Emitter identification of digital modulation transmitter based on nonlinearity and modulation distortion of power amplifier

Specific transmitter identification (SEI) is a technology that uses a received signal to identify to which individual radiation source the transmitted signal belongs. It can complete the identification of the signal transmitter in a non-cooperative scenario. Therefore, there are broad application prospects in the field of wireless-communication-network security, spectral resource management, and military battlefield-target communication countermeasures. This article demodulates and reconstructs a digital modulation signal to obtain a signal without modulator distortion and power-amplifier nonlinearity. Comparing the reconstructed signal with the actual received signal, the coefficient representation of the nonlinearity of the power amplifier and the distortion of the modulator can be obtained, and these coefficients can be used as the fingerprint characteristics of different transmitters through a convolutional neural network (CNN) to complete the identification of specific transmitters.
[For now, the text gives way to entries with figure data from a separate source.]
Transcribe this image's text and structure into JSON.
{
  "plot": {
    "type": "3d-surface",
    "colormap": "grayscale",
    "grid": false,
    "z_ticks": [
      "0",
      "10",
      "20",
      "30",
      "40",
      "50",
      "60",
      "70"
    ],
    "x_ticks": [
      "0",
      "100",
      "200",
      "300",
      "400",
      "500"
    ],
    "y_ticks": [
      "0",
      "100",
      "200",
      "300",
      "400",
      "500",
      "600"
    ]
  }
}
The existing SEI strategy for changing the modulation parameters of a test signal is to mix part of the test signal with the training signal so that the classifier can learn the signal of which the modulation parameter was changed. This method is still data-oriented and cannot process signals for which the classifier has not been trained. It has certain limitations in practical applications. We compared the fingerprint features extracted by the method in this study with the fingerprint features extracted by the bispectral method. When SNR < 20 dB, the recognition accuracy of the bispectral method dropped rapidly. The method in this paper still achieved 86% recognition accuracy when SNR = 0 dB. When the carrier frequency of the test signal was changed, the bispectral feature failed, and the proposed method could still achieve a recognition accuracy of about 70%. When changing the test-signal baud rate, the proposed method could still achieve a classification accuracy rate of more than 70% for four different individual radiation sources when SNR = 0 dB.